Introduction: Metal on metal hip replacement using large diameter bearings can be used as part of a hip resurfacing (HR) system or with a large diameter head total hip arthroplasty (LDH-THA). Both types of implant release metal ion, but the amount of ion released after LDH-THA has not been studied. The aim of the present study was to assess whole blood metal ion release at one year following LDH-THA.
Material and Method: Pre and post operative Cr, Co and Ti concentrations in whole blood were measured using a high resolution mass spectrometer (HR-ICP-MS) in 29 patients with LDH-THA (Durom LDH, Zimmer). The results were compared to published ion levels on a HR system (Durom, Zimmer) possessing the same tribological characteristics, the only differences being the presence of a modular sleeve and opened femoral head design in LDH-THA.

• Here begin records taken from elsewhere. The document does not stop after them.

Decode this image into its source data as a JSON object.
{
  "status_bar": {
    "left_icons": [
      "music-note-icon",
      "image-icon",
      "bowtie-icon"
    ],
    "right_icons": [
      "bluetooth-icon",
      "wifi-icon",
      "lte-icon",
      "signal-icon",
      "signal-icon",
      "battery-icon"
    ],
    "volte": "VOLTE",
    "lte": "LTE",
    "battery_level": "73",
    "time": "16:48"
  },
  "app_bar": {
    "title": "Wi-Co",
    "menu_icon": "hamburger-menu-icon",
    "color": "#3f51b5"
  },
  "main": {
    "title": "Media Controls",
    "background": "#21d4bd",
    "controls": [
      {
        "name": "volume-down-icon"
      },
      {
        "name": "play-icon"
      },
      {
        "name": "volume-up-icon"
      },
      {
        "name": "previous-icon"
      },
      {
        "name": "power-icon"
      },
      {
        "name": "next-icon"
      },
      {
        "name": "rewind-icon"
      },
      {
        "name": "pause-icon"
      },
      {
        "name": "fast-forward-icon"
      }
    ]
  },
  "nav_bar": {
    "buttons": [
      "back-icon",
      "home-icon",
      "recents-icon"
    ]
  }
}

Summary of results: Post operative Cr, Co and Ti mean levels of LDH-THA were 1.3, 2.0 and 2.8 μg/L at 6 months and 1.3, 2.2 and 2.7 μg/L at 12 months. In the LDH-THA, the opened femoral head design showed significantly higher Co ion concentrations than the closed femoral head design (3.0 vs 1.8 ug/L, p=0.037). Compared to previously published results after HR, Co levels were significantly higher at one year in the LDH THA (2.2 ug/L vs. 0.7 ug/L, p<
0.001).
Discussion: In order to reduce wear and ion release from metal-metal bearing, most manufacturers focus research on improvements at the bearing surfaces. This study has demonstrated that the addition of a sleeve with modular junctions and an open femoral head design of LDH-THA causes more Co release than bearing surface wear (157% and 67% respectively). Even if no pathological metal ion threshold level has been determined, efforts should be made to minimize their release. We recommend modification or abandonment of the modular junction and femoral head closed design for this specific LDH-THA system. The total amount of ion released from a metal-metal implant should be considered globally and newer implant design should be scientifically evaluated before their widespread clinical use.